Накануне приходил антенный служащий, а утром здесь уже был доставщик, чтобы установить сам телевизор.
Она выбрала цветной телевизор, официально — потому что ее зрение садилось, а неофициально — потому что она не хотела уступать колбаснику и его жене, у которых был телевизор точно такой же модели.
Доставщик подсоединил антенну, настроил изображение и показал ей, как включать телевизор, увеличивать и уменьшать звук и яркость, а также изменять цвет.
Она удивилась: значит, мир был не устойчиво одноцветным, и каждый мог на свой вкус делать его краснее, бледнее или темнее. Ей предстояло еще то развлечение.
— Ну вот! — сказал доставщик. — А теперь будьте любезны, подпишите вот здесь...
Она подписала, сунула ему в ладонь монетку и посмотрела в окно, как он возвращается к своему грузовичку.
Одетта Фруадво осталась наедине со своим телевизором. Сначала это была настоящая идиллия. Она смотрела все подряд, днем и вечером, покупала программу передач и вскоре уже хорошо знала тех, кто появлялся перед ней на экране.

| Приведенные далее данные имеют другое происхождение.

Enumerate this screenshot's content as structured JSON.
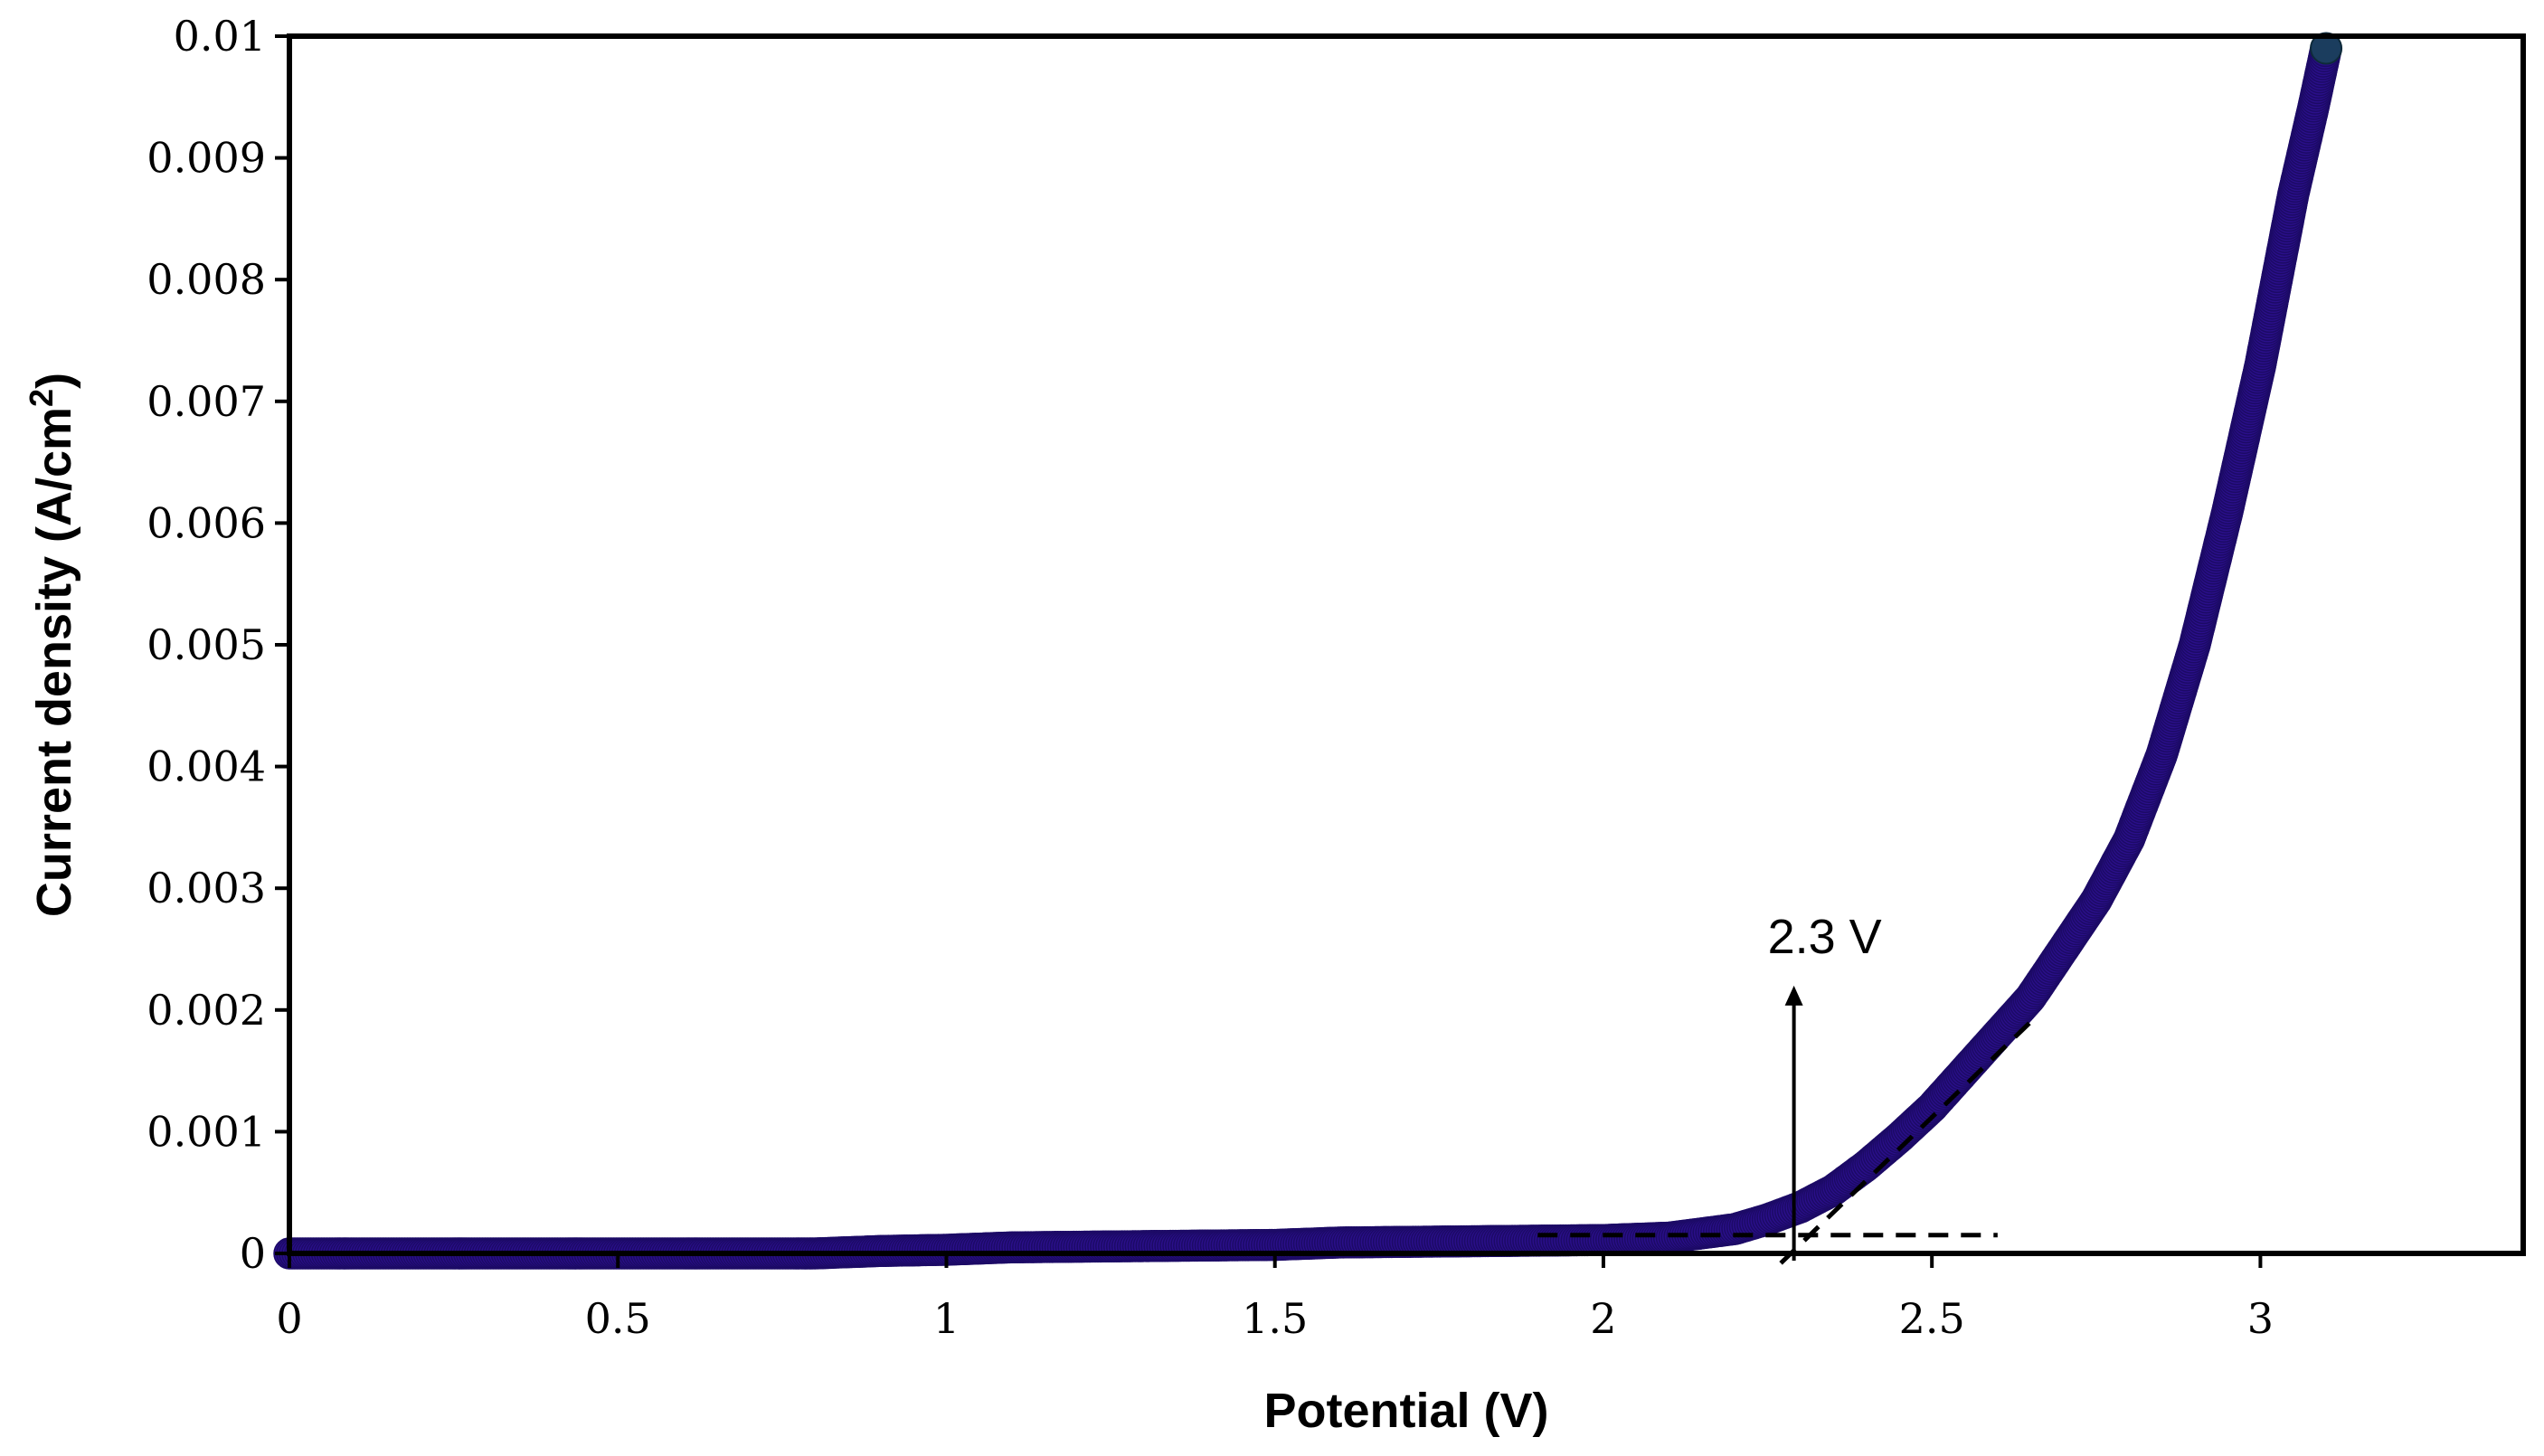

Первое время она играла с настройкой и заставляла краснеть политических деятелей, темнеть певиц, бледнеть ведущих, но вскоре оставила эти забавы: отныне она не покидала своего большого удобного кресла, ее ноги лежали на табуретке, а с лица не сходила блаженная улыбка. Она научилась смотреть и есть одновременно и даже нашла для этого подобающую смесь печений, крекеров, и орешков, которые можно грызть, не отрывая взгляда от экрана: она машинально протягивала руку к коробке, стоящей на низком столике слева от кресла, и набивала рот сладостями.
Она, кстати, заметила, что телевидение часто расхваливало эти сладости, и иногда ей случалось, не глядя, грызть плитку шоколада, чье приукрашенное изображение она как раз в этот момент созерцала на экране.
Чтобы эта чудесная случайность повторялась как можно чаще, она покупала все, о чем говорили по телевидению, и находила это все одинаково превосходным.
Ей было хорошо. Ей нравился свет от экрана, освещавший ее гостиную, и долгими зимними вечерами ей иногда даже казалось, что от телевизора исходит тепло.
Сначала она смотрела телевизор эгоистично, почти тайно, затем, почувствовав себя увереннее, убедившись в том, что знает всех и на всех каналах, принялась обсуждать это с другими деревенскими жителями. Каждое утро у колбасницы телезрители обсуждали увиденную накануне программу, судачили о том самом или о той самой, о корсаже ведущей или о галстуке журналиста... Затем возвращались к теме дебатов, говорили о книгах, которые никогда не прочтут, знали все о нефтяных пятнах в море, реакторах-размножителях, психопатах и беременных женщинах. Одетта даже решилась заказать у киоскера-табачника — он едва пришел в себя от изумления — газету «Франс-Суар», чтобы радоваться рейтингу популярности телепрограмм и переживать за процентное соотношение зрительских симпатий.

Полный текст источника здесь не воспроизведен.